# Agility- how much do you practice?



## Sibe (Nov 21, 2010)

Just wondering how much you guys practice, how long you go for, that type of thing. I have access to the building and all the equipment now but really don't want to push her as she is still only 10 months old. We still have classes once a week.

I don't plan on having her jump more than her usual 8" if at all, and wouldn't put the teeter at full height either. Mostly work on contacts and ground work and the like.


----------



## Tavi (May 21, 2010)

I don't generally start full agility training until the dog is at least a year old, since jumping and weaving can cause joint problems in a developing puppy. But that being said I do start working on basic obedience and contact work with my pups as part of their normal games. And teaching them to step over jumps that are set on the ground, playing in tunnels is always a fun one of course. And just getting them use to playing around the agility equipment. A training session for us probably last 30 minutes if we're just going over basics and up to an hour a day if we're learning something new. Since we'll devote 30 minutes to what we know, and then 20 minutes to a new trick and then 10 minutes to work them all together if the new trick was learned. If not then 10 minutes to chasing me around the grounds! LoL


----------



## LynnI (Mar 27, 2010)

I have my own indoor training building and all the equipment where I live, that said I train my youngster (16 months old ) 3-4 times a week. One session would be about 40 minutes BUT half that time is playing and games.


----------



## LazyGRanch713 (Jul 22, 2009)

LynnI said:


> I have my own indoor training building and all the equipment where I live, that said I train my youngster (16 months old ) 3-4 times a week. One session would be about 40 minutes BUT half that time is playing and games.


I'm moving in next door 
I don't have an indoor training building, but I have a matted fenced area that's inside that we usually work in. I haven't worked much on agility in the past few days, but usually I try and do 2-3 times a week for 15-20 minutes a pop. (Same with Rally-O).


----------



## Kyllobernese (Feb 5, 2008)

From our last trial in November I have to pretty well take the winter off as we have no place indoors to train and too much snow outside. In the spring we put the equipment outside at my sisters and train every other day for 15 to 20 minutes at the longest.

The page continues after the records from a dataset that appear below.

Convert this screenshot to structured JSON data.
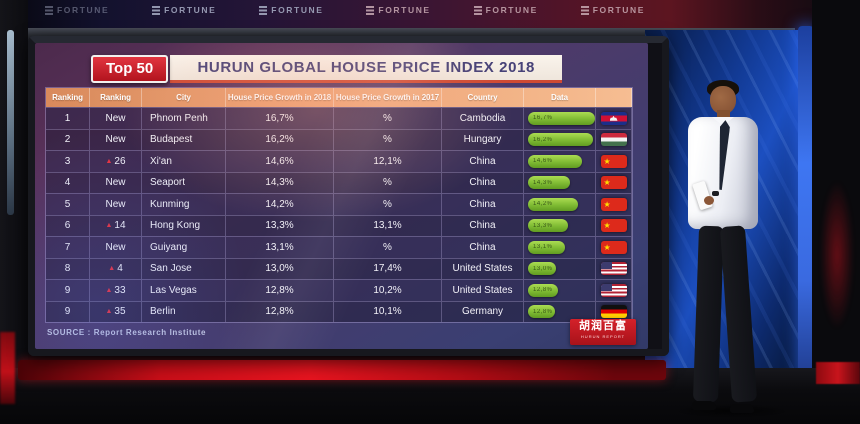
{
  "scene": {
    "banner": {
      "brand": "FORTUNE",
      "count": 6
    },
    "source": "SOURCE : Report Research Institute",
    "logo": {
      "text": "胡润百富",
      "subtext": "HURUN REPORT"
    }
  },
  "board": {
    "badge": "Top 50",
    "title": "HURUN GLOBAL HOUSE PRICE INDEX 2018",
    "columns": [
      "Ranking",
      "Ranking",
      "City",
      "House Price Growth in 2018",
      "House Price Growth in 2017",
      "Country",
      "Data",
      ""
    ]
  },
  "palette": {
    "badge_red": "#c4161f",
    "header_orange": "#eca374",
    "bar_green": "#7fbb33",
    "screen_purple": "#4f3a68",
    "backdrop_blue": "#1c4fc0",
    "led_red": "#e8141f"
  },
  "chart_data": {
    "type": "table",
    "title": "HURUN GLOBAL HOUSE PRICE INDEX 2018",
    "badge": "Top 50",
    "columns": [
      "Ranking",
      "Ranking (change)",
      "City",
      "House Price Growth in 2018",
      "House Price Growth in 2017",
      "Country",
      "Data"
    ],
    "rows": [
      {
        "ranking": "1",
        "rank_change": "New",
        "moved_up": false,
        "city": "Phnom Penh",
        "growth_2018": "16,7%",
        "growth_2018_value": 16.7,
        "growth_2017": "%",
        "growth_2017_value": null,
        "country": "Cambodia",
        "flag": "kh",
        "bar_pct": 100
      },
      {
        "ranking": "2",
        "rank_change": "New",
        "moved_up": false,
        "city": "Budapest",
        "growth_2018": "16,2%",
        "growth_2018_value": 16.2,
        "growth_2017": "%",
        "growth_2017_value": null,
        "country": "Hungary",
        "flag": "hu",
        "bar_pct": 97
      },
      {
        "ranking": "3",
        "rank_change": "26",
        "moved_up": true,
        "city": "Xi'an",
        "growth_2018": "14,6%",
        "growth_2018_value": 14.6,
        "growth_2017": "12,1%",
        "growth_2017_value": 12.1,
        "country": "China",
        "flag": "cn",
        "bar_pct": 80
      },
      {
        "ranking": "4",
        "rank_change": "New",
        "moved_up": false,
        "city": "Seaport",
        "growth_2018": "14,3%",
        "growth_2018_value": 14.3,
        "growth_2017": "%",
        "growth_2017_value": null,
        "country": "China",
        "flag": "cn",
        "bar_pct": 62
      },
      {
        "ranking": "5",
        "rank_change": "New",
        "moved_up": false,
        "city": "Kunming",
        "growth_2018": "14,2%",
        "growth_2018_value": 14.2,
        "growth_2017": "%",
        "growth_2017_value": null,
        "country": "China",
        "flag": "cn",
        "bar_pct": 74
      },
      {
        "ranking": "6",
        "rank_change": "14",
        "moved_up": true,
        "city": "Hong Kong",
        "growth_2018": "13,3%",
        "growth_2018_value": 13.3,
        "growth_2017": "13,1%",
        "growth_2017_value": 13.1,
        "country": "China",
        "flag": "cn",
        "bar_pct": 59
      },
      {
        "ranking": "7",
        "rank_change": "New",
        "moved_up": false,
        "city": "Guiyang",
        "growth_2018": "13,1%",
        "growth_2018_value": 13.1,
        "growth_2017": "%",
        "growth_2017_value": null,
        "country": "China",
        "flag": "cn",
        "bar_pct": 55
      },
      {
        "ranking": "8",
        "rank_change": "4",
        "moved_up": true,
        "city": "San Jose",
        "growth_2018": "13,0%",
        "growth_2018_value": 13.0,
        "growth_2017": "17,4%",
        "growth_2017_value": 17.4,
        "country": "United States",
        "flag": "us",
        "bar_pct": 42
      },
      {
        "ranking": "9",
        "rank_change": "33",
        "moved_up": true,
        "city": "Las Vegas",
        "growth_2018": "12,8%",
        "growth_2018_value": 12.8,
        "growth_2017": "10,2%",
        "growth_2017_value": 10.2,
        "country": "United States",
        "flag": "us",
        "bar_pct": 45
      },
      {
        "ranking": "9",
        "rank_change": "35",
        "moved_up": true,
        "city": "Berlin",
        "growth_2018": "12,8%",
        "growth_2018_value": 12.8,
        "growth_2017": "10,1%",
        "growth_2017_value": 10.1,
        "country": "Germany",
        "flag": "de",
        "bar_pct": 40
      }
    ],
    "source": "SOURCE : Report Research Institute",
    "legend_position": "none",
    "grid": true
  }
}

Remmy knows the equipment so I work on distance training etc. but Kiska just started competing in Jumpers last year so will have to get her started on the weaves, A-frame (which we will have to build this year) and teeter. Still for only about 15 minutes but will concentrate on the new equipment more.


----------



## Keechak (Aug 10, 2008)

I will ocationally go to my kennel clubs open floor times and in the summer and fall I will take my own equipment (1 tunnel, 1 teeter, 3 jumps, set of 12 weave poles, 1 tire jump) and work in my yard. I probably don't train as much as I should for agility, I do mostly obedience training.


----------



## Lindbert (Dec 12, 2010)

Back when my husband was actively trialing Morgan last year, they would go to open floor times 4-5 nights a week for an hour each. Knowing my husband, he probably spent half of that time socializing so training time was more like 30-40 min. In the beginning, my husband would take Morgan to class on Saturday and do open floor only 1-2 nights a week to not overwhelm him. He would practice footwork and directionals in the park or at home another night or two. Morgan was already 2 when he started, so we didn't have to worry about modifying the equipment or jump height to prevent injury or joint stress but he was started with a blank slate so to speak.


----------